Thursday, March 06, 2014

Pacquette: Rule of Completeness Requires Reversal

In U.S. v. Pacquette, 13-11736 (Mar. 4, 2014) (unpublished), the Court held that the district court erred in excluding a defendant’s exculpatory statement, because the statement was admissible under the “rule of completeness.” At trial, on cross-examination of government Customs agents, defense counsel sought to elicit the fact that Pacquette, after initially saying that everything in his bag was his, disclaimed ownership of the drugs the agents found in his bag. The district court precluded this questioning, ruling that it was hearsay and an exculpatory statement, admissible only if the defendant testified. After defense counsel in closing statement told the jury that Pacquette had denied that the cocaine was his, the district court instructed the jury to disregard this argument, because there was no evidence to support it. Reversing, the Court held that under Fed. R. Evid. 106 and 611(a), and Circuit precedent, the rule of completeness applied to oral statements.

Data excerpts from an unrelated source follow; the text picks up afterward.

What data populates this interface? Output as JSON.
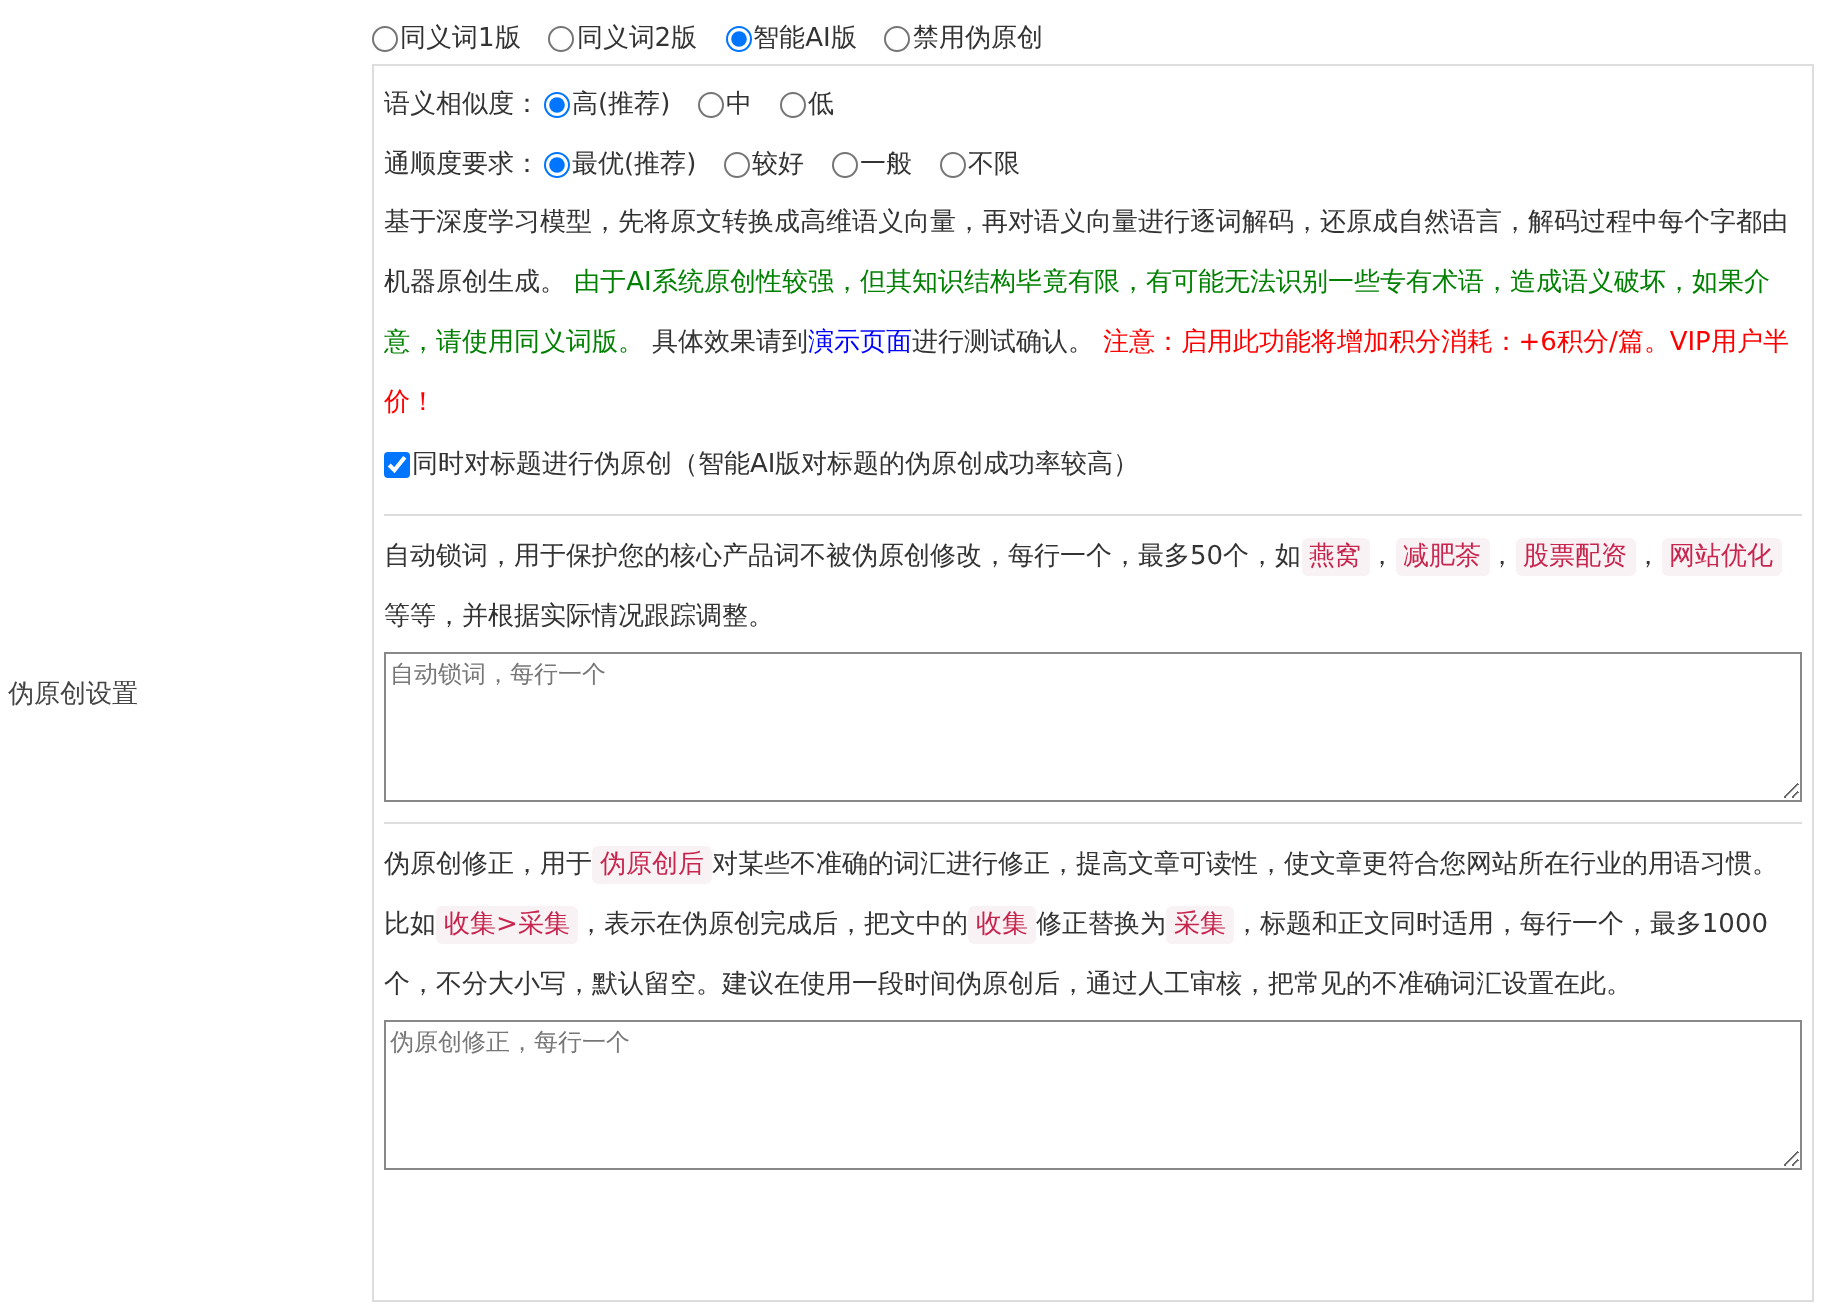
{
  "section_label": "伪原创设置",
  "mode_options": [
    {
      "label": "同义词1版",
      "selected": false
    },
    {
      "label": "同义词2版",
      "selected": false
    },
    {
      "label": "智能AI版",
      "selected": true
    },
    {
      "label": "禁用伪原创",
      "selected": false
    }
  ],
  "similarity": {
    "label": "语义相似度：",
    "options": [
      {
        "label": "高(推荐)",
        "selected": true
      },
      {
        "label": "中",
        "selected": false
      },
      {
        "label": "低",
        "selected": false
      }
    ]
  },
  "fluency": {
    "label": "通顺度要求：",
    "options": [
      {
        "label": "最优(推荐)",
        "selected": true
      },
      {
        "label": "较好",
        "selected": false
      },
      {
        "label": "一般",
        "selected": false
      },
      {
        "label": "不限",
        "selected": false
      }
    ]
  },
  "ai_description": [
    {
      "kind": "text",
      "text": "基于深度学习模型，先将原文转换成高维语义向量，再对语义向量进行逐词解码，还原成自然语言，解码过程中每个字都由机器原创生成。 "
    },
    {
      "kind": "green",
      "text": "由于AI系统原创性较强，但其知识结构毕竟有限，有可能无法识别一些专有术语，造成语义破坏，如果介意，请使用同义词版。"
    },
    {
      "kind": "text",
      "text": " 具体效果请到"
    },
    {
      "kind": "link",
      "text": "演示页面"
    },
    {
      "kind": "text",
      "text": "进行测试确认。 "
    },
    {
      "kind": "red",
      "text": "注意：启用此功能将增加积分消耗：+6积分/篇。VIP用户半价！"
    }
  ],
  "title_option": {
    "label": "同时对标题进行伪原创（智能AI版对标题的伪原创成功率较高）",
    "checked": true
  },
  "auto_lock": {
    "description": [
      {
        "kind": "text",
        "text": "自动锁词，用于保护您的核心产品词不被伪原创修改，每行一个，最多50个，如"
      },
      {
        "kind": "tag",
        "text": "燕窝"
      },
      {
        "kind": "text",
        "text": "，"
      },
      {
        "kind": "tag",
        "text": "减肥茶"
      },
      {
        "kind": "text",
        "text": "，"
      },
      {
        "kind": "tag",
        "text": "股票配资"
      },
      {
        "kind": "text",
        "text": "，"
      },
      {
        "kind": "tag",
        "text": "网站优化"
      },
      {
        "kind": "text",
        "text": " 等等，并根据实际情况跟踪调整。"
      }
    ],
    "placeholder": "自动锁词，每行一个"
  },
  "correction": {
    "description": [
      {
        "kind": "text",
        "text": "伪原创修正，用于"
      },
      {
        "kind": "tag",
        "text": "伪原创后"
      },
      {
        "kind": "text",
        "text": "对某些不准确的词汇进行修正，提高文章可读性，使文章更符合您网站所在行业的用语习惯。比如"
      },
      {
        "kind": "tag",
        "text": "收集>采集"
      },
      {
        "kind": "text",
        "text": "，表示在伪原创完成后，把文中的"
      },
      {
        "kind": "tag",
        "text": "收集"
      },
      {
        "kind": "text",
        "text": "修正替换为"
      },
      {
        "kind": "tag",
        "text": "采集"
      },
      {
        "kind": "text",
        "text": "，标题和正文同时适用，每行一个，最多1000个，不分大小写，默认留空。建议在使用一段时间伪原创后，通过人工审核，把常见的不准确词汇设置在此。"
      }
    ],
    "placeholder": "伪原创修正，每行一个"
  }
}
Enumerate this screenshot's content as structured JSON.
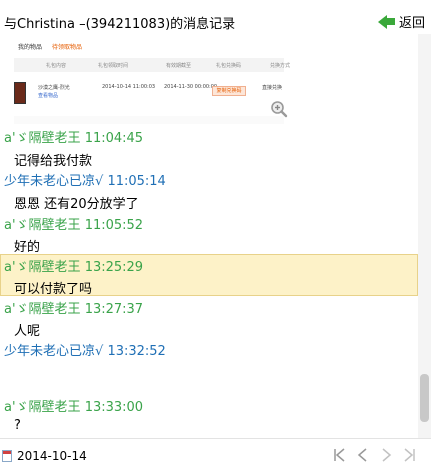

Here, the officers’ testimony was “incomplete,” because it did not include Pacquette’s disclaimer of ownership of the drugs. The error was not harmless, because the prosecutor argued in closing argument that the jury should consider Pacquette’s failure to say “I got duped.” “The district court magnified the error by instructing the jury that ‘there is no evidence . . . [Pacquette] denied . . . knowing the contents of the bag.”